3. A related analysis we could do is to analyze how quickly it takes a first-time editor to become a New Wikipedian. We could take the total number of New Wikipedians in, say July 2010, we’d break out:
- Number reached the 10 edit mark within 1 day, 3 days, 7 days, 14 days, 1 month, 2 months, 3 months, 6 months, etc.
- Within each of these groups, % that edited Article/Talk, User/Talk.
- Average number of edits/day on the day where editing occurs
- One interesting fact:[4] about 90% of users that create an account and make at least one edit within 10 days of creating that account do so the same day they create their account. This could suggest a relatively compressed timeline for making the initial edit(s) on Wikipedia.
On Five Projects
Each Wikipedia has its own community with unique dynamics. While providing this data Wikipedia-wide could be informative, the real insight would probably be gained by having the data at the language-project level. We recommend researching the following Wikipedias:
- English Wikipedia
- German Wikipedia
- Russian Wikipedia
- French Wikipedia
- Japanese Wikipedia
We will start with the English, German, and Russian Wikipedias, and will look into French and Japanese if we have time.
Results
The below chart from the study shows this quite clearly for the English Wikipedia. What it shows is the number of active editors (blue) plotted against the percentage of editors who joined in that month who are still active one year later (red).[2] Please note that these trends hold true even when looking at new users who have completed at least 50 edits – it’s not just an increase in experimentation and vandalism... Newbies are making up a smaller percentage of editors overall than ever before, and the absolute number of newbies is dropping as well.[5]
Future researches
This analysis represents the first step in understanding editor trends over time.

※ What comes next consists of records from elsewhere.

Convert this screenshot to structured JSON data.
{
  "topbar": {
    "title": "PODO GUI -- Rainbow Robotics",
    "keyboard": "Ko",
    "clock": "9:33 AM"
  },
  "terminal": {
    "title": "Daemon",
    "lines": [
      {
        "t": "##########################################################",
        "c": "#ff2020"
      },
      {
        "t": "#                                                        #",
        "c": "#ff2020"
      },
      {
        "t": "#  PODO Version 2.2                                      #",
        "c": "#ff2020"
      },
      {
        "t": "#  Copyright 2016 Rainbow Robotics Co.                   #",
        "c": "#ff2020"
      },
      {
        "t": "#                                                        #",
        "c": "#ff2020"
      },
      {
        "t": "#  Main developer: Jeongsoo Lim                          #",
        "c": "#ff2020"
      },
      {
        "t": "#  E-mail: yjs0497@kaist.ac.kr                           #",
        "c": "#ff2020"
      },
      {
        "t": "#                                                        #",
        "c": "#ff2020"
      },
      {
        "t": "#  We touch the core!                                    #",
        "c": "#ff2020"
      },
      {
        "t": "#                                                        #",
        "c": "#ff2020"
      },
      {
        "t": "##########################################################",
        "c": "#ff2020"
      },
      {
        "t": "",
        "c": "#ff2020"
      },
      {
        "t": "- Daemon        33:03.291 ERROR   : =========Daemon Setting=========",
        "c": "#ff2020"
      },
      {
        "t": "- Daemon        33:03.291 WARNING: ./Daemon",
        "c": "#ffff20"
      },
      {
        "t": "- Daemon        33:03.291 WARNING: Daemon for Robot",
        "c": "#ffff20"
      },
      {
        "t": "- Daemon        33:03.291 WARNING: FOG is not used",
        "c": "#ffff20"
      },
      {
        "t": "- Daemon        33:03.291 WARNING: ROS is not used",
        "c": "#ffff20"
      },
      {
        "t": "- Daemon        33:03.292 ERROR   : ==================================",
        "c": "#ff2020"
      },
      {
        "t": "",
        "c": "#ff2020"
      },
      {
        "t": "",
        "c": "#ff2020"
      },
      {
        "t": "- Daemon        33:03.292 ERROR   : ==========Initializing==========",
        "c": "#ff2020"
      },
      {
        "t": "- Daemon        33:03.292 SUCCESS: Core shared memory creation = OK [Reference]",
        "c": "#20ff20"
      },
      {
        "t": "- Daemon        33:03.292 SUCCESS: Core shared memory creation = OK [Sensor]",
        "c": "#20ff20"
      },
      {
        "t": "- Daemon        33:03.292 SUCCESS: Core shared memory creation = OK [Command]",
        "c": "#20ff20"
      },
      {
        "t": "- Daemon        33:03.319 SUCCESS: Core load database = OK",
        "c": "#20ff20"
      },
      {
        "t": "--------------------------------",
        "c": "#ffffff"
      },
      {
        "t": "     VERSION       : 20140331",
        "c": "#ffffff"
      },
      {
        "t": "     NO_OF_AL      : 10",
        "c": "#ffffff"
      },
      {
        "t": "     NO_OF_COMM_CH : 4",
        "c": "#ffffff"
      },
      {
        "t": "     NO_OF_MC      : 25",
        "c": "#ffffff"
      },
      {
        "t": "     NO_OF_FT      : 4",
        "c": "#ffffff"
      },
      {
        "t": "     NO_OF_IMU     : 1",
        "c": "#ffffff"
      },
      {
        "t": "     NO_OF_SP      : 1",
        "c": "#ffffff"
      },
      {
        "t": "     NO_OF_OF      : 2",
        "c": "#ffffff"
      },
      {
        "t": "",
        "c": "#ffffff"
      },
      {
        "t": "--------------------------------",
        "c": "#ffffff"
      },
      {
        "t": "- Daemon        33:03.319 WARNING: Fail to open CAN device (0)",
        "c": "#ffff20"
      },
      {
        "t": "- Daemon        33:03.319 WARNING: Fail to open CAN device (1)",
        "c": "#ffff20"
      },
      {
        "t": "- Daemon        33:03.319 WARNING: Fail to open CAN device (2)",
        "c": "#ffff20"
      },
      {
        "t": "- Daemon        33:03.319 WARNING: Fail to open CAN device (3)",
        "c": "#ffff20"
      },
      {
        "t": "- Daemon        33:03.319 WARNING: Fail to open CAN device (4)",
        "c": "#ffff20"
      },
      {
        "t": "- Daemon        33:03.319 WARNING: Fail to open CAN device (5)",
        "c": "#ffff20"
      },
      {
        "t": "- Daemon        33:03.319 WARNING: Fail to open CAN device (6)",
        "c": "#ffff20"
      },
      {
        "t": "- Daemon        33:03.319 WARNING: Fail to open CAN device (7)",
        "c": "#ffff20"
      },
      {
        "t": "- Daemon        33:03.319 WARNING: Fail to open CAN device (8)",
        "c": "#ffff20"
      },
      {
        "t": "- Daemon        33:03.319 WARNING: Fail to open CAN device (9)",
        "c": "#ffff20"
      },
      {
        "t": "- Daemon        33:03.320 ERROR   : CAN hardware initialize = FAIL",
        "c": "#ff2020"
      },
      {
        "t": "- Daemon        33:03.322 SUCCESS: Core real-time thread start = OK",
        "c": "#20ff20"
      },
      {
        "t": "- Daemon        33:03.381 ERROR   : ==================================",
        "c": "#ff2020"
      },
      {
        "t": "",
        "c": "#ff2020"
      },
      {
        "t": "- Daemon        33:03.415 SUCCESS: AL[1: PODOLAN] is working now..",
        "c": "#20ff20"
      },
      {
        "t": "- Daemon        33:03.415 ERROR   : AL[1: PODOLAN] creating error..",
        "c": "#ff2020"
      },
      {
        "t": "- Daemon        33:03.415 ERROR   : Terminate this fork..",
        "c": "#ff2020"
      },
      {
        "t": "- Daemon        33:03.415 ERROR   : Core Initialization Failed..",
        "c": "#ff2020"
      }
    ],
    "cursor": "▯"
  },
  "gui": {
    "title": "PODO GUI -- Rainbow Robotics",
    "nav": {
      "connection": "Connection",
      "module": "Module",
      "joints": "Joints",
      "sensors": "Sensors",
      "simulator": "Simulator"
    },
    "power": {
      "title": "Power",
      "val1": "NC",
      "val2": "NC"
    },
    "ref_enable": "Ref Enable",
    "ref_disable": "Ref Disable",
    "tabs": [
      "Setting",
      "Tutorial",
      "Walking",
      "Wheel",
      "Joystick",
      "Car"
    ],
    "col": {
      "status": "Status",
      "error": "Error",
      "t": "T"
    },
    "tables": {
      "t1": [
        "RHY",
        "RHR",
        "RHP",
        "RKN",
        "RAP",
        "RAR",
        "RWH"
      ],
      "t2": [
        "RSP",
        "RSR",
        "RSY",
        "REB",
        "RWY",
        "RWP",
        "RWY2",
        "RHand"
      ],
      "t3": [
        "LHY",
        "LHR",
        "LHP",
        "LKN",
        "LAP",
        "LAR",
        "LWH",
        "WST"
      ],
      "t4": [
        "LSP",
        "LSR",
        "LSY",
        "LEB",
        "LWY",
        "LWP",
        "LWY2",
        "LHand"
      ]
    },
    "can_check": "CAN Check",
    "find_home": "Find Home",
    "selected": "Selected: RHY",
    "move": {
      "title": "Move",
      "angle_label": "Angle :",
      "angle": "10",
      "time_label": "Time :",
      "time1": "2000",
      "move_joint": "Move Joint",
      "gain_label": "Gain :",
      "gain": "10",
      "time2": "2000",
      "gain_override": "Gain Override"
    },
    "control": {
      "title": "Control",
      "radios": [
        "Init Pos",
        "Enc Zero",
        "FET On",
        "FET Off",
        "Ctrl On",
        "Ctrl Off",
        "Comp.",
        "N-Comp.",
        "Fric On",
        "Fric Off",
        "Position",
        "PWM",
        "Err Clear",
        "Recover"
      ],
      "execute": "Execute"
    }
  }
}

The research process will likely be iterative: once we complete this analysis, we are sure to find areas to pursue that we haven’t thought of. We will evaluate these new directions for further research as they come. These new directions may include other research methods, such as focus groups, surveys,[6] etc.
Author study
As a follow up to the two sets of analysis already underway, we will be conducting an experimental study of a certain category of edits (regardless of whether they are new editors or not). As noted in discussions about the Editor Trends Study and elsewhere, edit count alone is not a definitive tool for measuring community health. Many types of volunteer work that are vital to the growth and maintenance of the projects do not produce high edit counts. Authorship of Wikipedia articles in the main namespace is one of these activities. For example, editors may compose drafts of high quality offline, and then add them to the site later in one or two edits.
Thus we are going to attempt to get a rough count of the number of Wikipedians who do a measurably significant amount of work on articles, as opposed to any other type of edit. The intial metrics we have developed for this count are as follows:
One paragraph: approximately 1024 characters (1 KB)
- (A.1) Active authors: > 1 KB addition to the article name space per month
- (A.2): Very active authors: > 5 KB addition to the article name space per month
- (B.1): Active article talker: > 1 KB article talk name space per month
- (B.2): Very active article talker: > 5 KB article talk name space per month
- (C.1): Active meta debater: > 1 KB Wikipedia/Wikipedia talk name space per month
- (C.2): Very active meta debater: > 5 KB Wikipedia/Wikipedia talk name space per month
We will be refining our metrics as the study continues, so keep in mind that this is only an initial effort at taking a more fine-grained look at trends in editing. If you'd like to suggest ways we could refine our count in order to get a substantive feel for article authorship, please do so on the talk page here.